Florida suspect's mom called 'enabler' of son's gun cache, bad behavior

Sheriff and chairperson, Bob Gualtieri, of Pinellas county, Fla., speaks during a state commission meeting as they investigate the Marjory Stoneman Douglas High School massacre and how Broward school district and others access threats, on Tuesday, July 10, 2018, in Sunrise, Fla. The commission heard Tuesday the suspect's late mother allowed him to buy a gun even though his mental health counselors opposed the idea and agreed that a diversion program for students who commit minor on-campus crimes played no part in the shooting. (AP Photo/Brynn Anderson)
Sheriff and chairperson, Bob Gualtieri, of Pinellas county, Fla., speaks during a state commission meeting as they investigate the Marjory Stoneman Douglas High School massacre and how Broward school district and others access threats, on Tuesday, July 10, 2018, in Sunrise, Fla. The commission heard Tuesday the suspect's late mother allowed him to buy a gun even though his mental health counselors opposed the idea and agreed that a diversion program for students who commit minor on-campus crimes played no part in the shooting. (AP Photo/Brynn Anderson)

SUNRISE, Fla. -- Mental-health counselors told the mother of Florida school shooting suspect Nikolas Cruz she shouldn't let him buy guns, but she ignored their concerns and he began assembling an arsenal before her death last year, officials said Tuesday.

Lynda Cruz was "an enabler" who interfered with efforts to get her son treatment, Pinellas County Sheriff Bob Gualtieri, chairman of the Marjory Stoneman Douglas High School Public Safety Commission, told members.

About a year before the attack, Nikolas Cruz was 18 and living with his mother when he legally bought the AR-15 authorities say was used in the Feb. 14 shooting that killed 17 people. He bought other guns before and after her November death from pneumonia.

"If he wants to have a gun, he could have a gun," Gualtieri said Lynda Cruz told his counselors. Cruz's father died when he was young.

Gualtieri told members that school and mental-health counselors had at least 140 contacts with Nikolas Cruz over the years trying to get him help, but his mother frequently interfered. He did not go into specifics. Similar complaints were made about the mother of Adam Lanza, who killed 26 at a Connecticut elementary school in 2012 after killing her.

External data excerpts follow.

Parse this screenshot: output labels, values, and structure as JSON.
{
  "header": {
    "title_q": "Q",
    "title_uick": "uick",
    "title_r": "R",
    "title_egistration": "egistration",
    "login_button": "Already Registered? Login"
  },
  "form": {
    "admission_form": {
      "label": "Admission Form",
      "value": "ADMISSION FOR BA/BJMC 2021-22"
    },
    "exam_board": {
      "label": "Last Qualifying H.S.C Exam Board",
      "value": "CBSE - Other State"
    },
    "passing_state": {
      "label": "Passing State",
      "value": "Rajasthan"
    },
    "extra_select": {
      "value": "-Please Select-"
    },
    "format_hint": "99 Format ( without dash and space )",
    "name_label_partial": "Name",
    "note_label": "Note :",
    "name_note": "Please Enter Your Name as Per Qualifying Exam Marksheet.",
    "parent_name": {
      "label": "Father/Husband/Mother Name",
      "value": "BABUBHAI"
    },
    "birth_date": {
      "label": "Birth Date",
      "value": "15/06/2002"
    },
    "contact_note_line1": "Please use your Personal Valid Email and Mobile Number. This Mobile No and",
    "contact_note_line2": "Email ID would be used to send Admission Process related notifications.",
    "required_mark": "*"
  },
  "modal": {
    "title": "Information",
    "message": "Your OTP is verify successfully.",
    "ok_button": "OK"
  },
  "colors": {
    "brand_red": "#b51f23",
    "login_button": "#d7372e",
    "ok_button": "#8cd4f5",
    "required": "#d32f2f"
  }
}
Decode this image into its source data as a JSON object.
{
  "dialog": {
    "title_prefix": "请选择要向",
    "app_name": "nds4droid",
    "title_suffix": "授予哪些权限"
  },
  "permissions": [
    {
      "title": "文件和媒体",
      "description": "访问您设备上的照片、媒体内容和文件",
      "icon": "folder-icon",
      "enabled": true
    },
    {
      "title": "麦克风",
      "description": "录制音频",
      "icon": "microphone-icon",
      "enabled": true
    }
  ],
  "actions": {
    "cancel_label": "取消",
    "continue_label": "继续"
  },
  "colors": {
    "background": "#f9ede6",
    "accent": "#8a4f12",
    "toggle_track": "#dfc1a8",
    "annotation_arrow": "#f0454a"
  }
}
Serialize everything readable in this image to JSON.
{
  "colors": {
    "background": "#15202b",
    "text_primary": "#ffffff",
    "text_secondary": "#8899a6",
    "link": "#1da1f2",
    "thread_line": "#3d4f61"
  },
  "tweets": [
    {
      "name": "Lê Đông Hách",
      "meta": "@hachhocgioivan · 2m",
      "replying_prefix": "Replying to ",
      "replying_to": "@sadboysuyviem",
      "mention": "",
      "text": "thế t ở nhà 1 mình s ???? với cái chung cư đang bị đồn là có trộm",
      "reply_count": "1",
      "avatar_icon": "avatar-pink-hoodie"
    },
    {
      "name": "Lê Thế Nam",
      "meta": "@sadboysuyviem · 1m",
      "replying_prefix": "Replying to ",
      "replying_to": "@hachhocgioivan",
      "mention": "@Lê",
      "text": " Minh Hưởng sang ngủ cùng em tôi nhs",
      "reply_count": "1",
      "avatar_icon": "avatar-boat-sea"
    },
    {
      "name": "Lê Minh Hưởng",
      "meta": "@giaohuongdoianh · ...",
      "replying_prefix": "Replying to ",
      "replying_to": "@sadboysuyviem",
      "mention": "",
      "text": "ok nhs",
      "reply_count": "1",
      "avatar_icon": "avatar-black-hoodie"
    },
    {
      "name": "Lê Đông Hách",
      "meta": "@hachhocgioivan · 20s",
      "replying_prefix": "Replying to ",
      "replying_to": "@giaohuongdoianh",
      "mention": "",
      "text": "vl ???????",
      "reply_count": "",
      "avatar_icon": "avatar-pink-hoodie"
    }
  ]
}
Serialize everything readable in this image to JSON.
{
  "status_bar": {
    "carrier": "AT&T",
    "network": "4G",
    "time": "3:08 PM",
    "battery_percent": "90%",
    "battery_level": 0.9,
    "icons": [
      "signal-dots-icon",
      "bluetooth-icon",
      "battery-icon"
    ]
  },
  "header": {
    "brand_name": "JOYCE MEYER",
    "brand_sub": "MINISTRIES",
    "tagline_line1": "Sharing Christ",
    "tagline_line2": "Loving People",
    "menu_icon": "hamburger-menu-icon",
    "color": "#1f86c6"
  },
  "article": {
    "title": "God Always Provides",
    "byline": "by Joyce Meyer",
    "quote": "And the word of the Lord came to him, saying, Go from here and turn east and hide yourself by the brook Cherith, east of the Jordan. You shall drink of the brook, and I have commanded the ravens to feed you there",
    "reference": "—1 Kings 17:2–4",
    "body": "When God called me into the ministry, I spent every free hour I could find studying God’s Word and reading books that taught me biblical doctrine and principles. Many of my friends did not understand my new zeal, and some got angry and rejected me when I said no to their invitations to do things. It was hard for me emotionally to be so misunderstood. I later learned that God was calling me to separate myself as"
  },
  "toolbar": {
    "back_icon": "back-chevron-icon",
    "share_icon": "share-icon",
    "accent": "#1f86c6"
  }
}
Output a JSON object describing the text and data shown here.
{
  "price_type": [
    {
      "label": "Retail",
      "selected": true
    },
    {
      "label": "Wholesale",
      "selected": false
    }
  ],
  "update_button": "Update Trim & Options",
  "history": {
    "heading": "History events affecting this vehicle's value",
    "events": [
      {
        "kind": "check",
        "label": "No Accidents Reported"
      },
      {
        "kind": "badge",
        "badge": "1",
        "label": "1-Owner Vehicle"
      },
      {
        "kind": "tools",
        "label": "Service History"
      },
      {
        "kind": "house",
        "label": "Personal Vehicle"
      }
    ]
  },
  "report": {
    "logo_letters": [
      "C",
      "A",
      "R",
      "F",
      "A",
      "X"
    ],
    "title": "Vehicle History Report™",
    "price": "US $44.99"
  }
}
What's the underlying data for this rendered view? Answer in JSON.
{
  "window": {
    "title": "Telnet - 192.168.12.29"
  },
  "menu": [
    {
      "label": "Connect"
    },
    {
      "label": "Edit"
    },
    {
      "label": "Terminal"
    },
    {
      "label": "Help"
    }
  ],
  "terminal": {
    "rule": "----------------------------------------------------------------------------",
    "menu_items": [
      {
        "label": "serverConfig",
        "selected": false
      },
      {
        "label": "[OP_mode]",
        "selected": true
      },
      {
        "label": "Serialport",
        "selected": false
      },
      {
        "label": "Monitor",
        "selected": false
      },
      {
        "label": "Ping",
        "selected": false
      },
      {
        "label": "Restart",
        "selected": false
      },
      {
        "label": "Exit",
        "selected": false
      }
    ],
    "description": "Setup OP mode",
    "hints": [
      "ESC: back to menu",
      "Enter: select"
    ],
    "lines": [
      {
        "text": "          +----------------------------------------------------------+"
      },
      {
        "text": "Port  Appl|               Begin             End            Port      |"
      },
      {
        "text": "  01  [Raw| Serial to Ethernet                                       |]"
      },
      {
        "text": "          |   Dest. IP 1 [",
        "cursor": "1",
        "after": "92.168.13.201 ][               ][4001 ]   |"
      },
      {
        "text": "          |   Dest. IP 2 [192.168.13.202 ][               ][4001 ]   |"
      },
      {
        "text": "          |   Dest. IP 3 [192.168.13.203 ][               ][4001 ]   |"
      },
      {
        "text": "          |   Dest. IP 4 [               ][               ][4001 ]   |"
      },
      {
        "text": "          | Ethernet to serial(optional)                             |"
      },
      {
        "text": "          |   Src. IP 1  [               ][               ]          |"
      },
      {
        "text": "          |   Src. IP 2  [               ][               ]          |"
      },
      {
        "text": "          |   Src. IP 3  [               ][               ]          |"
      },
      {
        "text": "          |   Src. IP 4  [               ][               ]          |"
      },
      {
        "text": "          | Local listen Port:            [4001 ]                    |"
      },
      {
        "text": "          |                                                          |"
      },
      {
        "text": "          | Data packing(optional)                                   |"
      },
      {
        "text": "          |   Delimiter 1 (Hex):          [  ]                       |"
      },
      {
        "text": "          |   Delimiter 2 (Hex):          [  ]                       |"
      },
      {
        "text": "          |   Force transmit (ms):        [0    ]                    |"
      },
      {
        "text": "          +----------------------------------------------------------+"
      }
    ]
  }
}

Nancy Lanza bought guns for her 20-year-old son despite his severe emotional problems.

The commission is to discuss Cruz's mental treatment in a closed session Thursday because those records are protected by federal and state law.

Zachary Cruz, the suspect's younger brother, told The Miami Herald in May that Nikolas Cruz pointed a rifle at him and their mother in separate incidents, but they didn't call police either time.

School and government records obtained by The Associated Press and other media outlets shortly after the shooting show Nikolas Cruz was diagnosed as developmentally delayed at age 3 and had disciplinary problems dating to middle school. In February 2014, while in the eighth grade, Cruz was transferred to a school for children with emotional and behavioral problems. He stayed until the 10th grade, when he was transferred to Marjory Stoneman Douglas.

About a year before the attack, Cruz was kicked out of the school after he harassed other students, had outbursts, fought and had numerous other run-ins.

On Sept. 28, 2016, an investigator from the Florida Department of Children and Families visited Cruz and his mother after he posted video on Snapchat showing him cutting himself. The report showed he had written a racial epithet against blacks and a Nazi symbol on his book bag, which his mother had forced him to erase. The investigator said Cruz was suffering from depression and on medication and had told Lynda Cruz he planned to buy a gun, but she couldn't determine why.

Also, the commission agreed Tuesday that Cruz's 2013 participation in the Broward County school district's Promise Program played no part in the massacre. The program has been criticized for leniency and over questions of whether Cruz completed the program, particularly by conservatives.

But Gualtieri, a Republican, called the issue "a red herring."

"The Promise Program is irrelevant to Nikolas Cruz," he said. "It never in any way, shape, form would have affected his ability to buy that AR-15 and to buy the shotguns, to buy anything else, to possess."